Where is folate found?
|product||Average content (mcg/100g)|
|Baker’s yeast, dehydrated||2340|
|Liver chicken, raw||1640|
|Beans, mung, mature, seeds, dry||421|
|Wheat, whole, pre-cooked, raw||331|
|Haricot bean, dry||307|
|Breakfast cereals, diet, plain||233|
|Chocolate powder for beverage, with sugar||219|
|Egg yolk, cooked||166|
|Asparagus, green, raw||150|
|Legume, cooked (average)||131|
Folate and Folic Acid Content of Selected Foods – Reference: « Anses. 2020. Ciqual French food composition table ».
Unfortunately folates contained in foods are unstable and susceptible to oxidation; they rapidly lose activity during food processing, manufacturing and storage and have a bioavailability range of 25-50%, depending on the kind of food. Fresh leafy vegetables stored at room temperature may lose up to 70% of their folate activity within three days and a cooking process in water can increase the loss to 95%.

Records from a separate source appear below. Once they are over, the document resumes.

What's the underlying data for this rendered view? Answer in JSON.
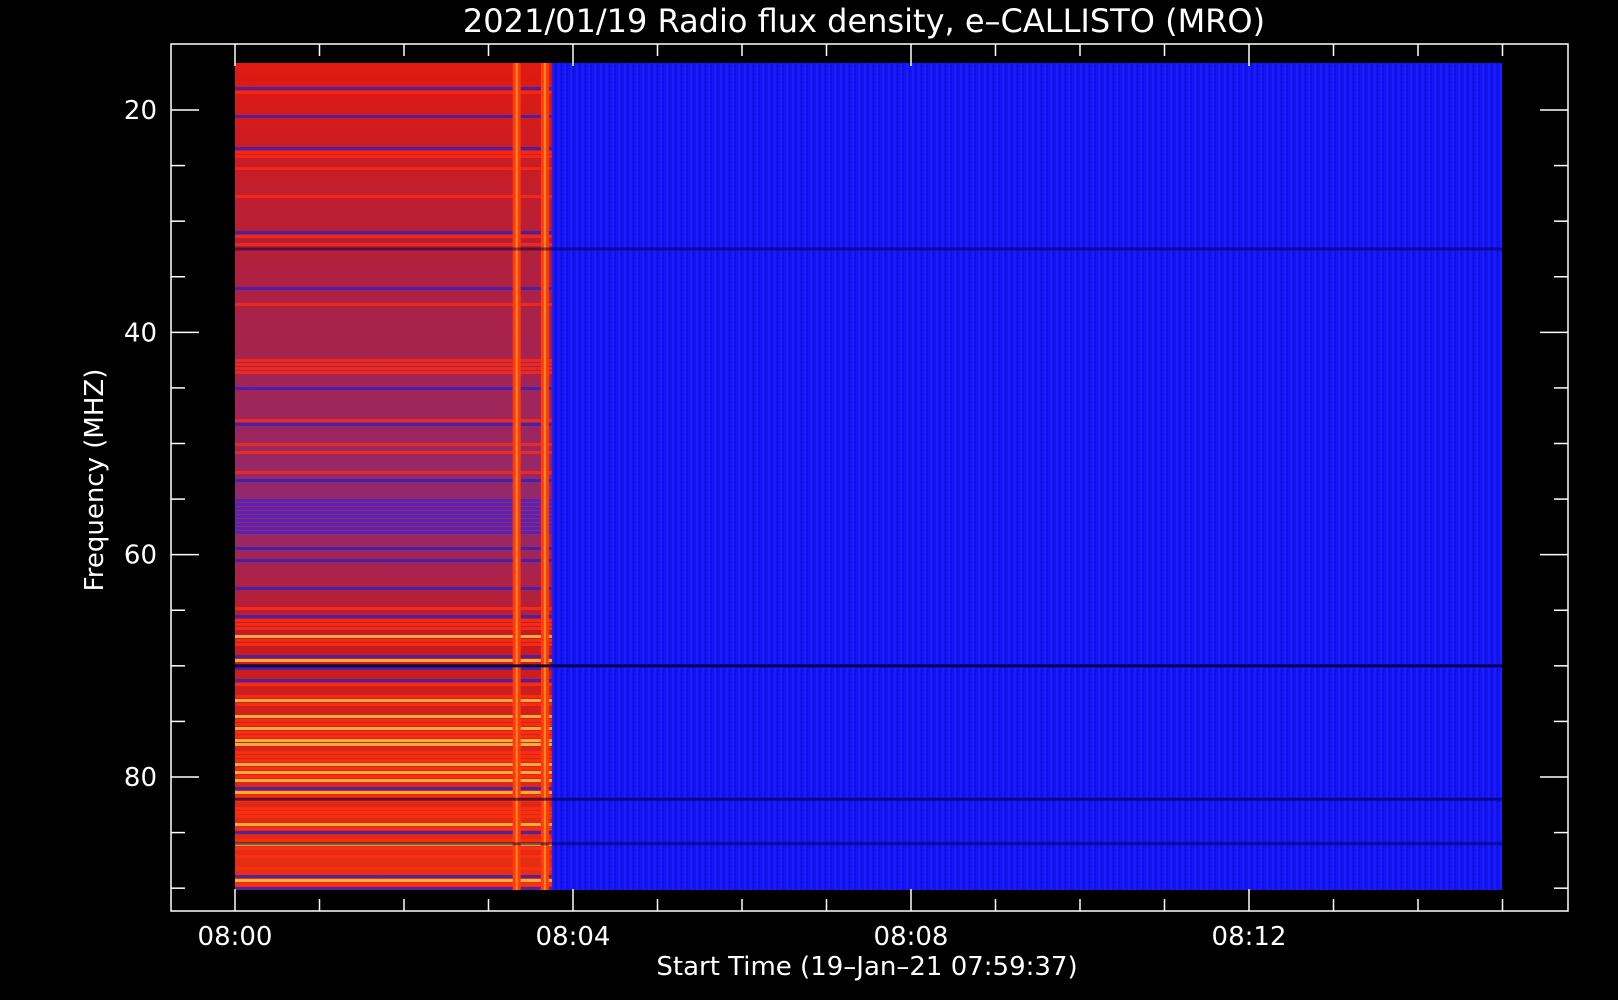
{
  "chart_data": {
    "type": "heatmap",
    "title": "2021/01/19  Radio flux density, e–CALLISTO (MRO)",
    "xlabel": "Start Time (19–Jan–21 07:59:37)",
    "ylabel": "Frequency (MHZ)",
    "x_ticks": [
      "08:00",
      "08:04",
      "08:08",
      "08:12"
    ],
    "y_ticks": [
      "20",
      "40",
      "60",
      "80"
    ],
    "x_range": [
      "08:00",
      "08:15"
    ],
    "y_range": [
      16,
      90
    ],
    "y_axis_inverted": true,
    "colormap": [
      "#000000",
      "#0000ff",
      "#ff0000",
      "#ffff00",
      "#ffffff"
    ],
    "background": "#000000",
    "regions": [
      {
        "start": "08:00",
        "end": "08:03:45",
        "level": "high",
        "color": "#cc1a1a"
      },
      {
        "start": "08:03:45",
        "end": "08:15",
        "level": "low",
        "color": "#1a1aff"
      }
    ],
    "features": [
      {
        "type": "vertical-burst",
        "time": "08:03:20"
      },
      {
        "type": "vertical-burst",
        "time": "08:03:40"
      }
    ]
  }
}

Humans cannot synthesize folate and because of its water-soluble nature, the body stores folate to a limited extent. For this reason folate represents a dietary requirement and must be consumed by diet. Whether we ingest food containing natural or synthetically derived folates, they are metabolized to 5-methyltetrahydrofolate, which is considered the biologically active form of the B-vitamin folic acid.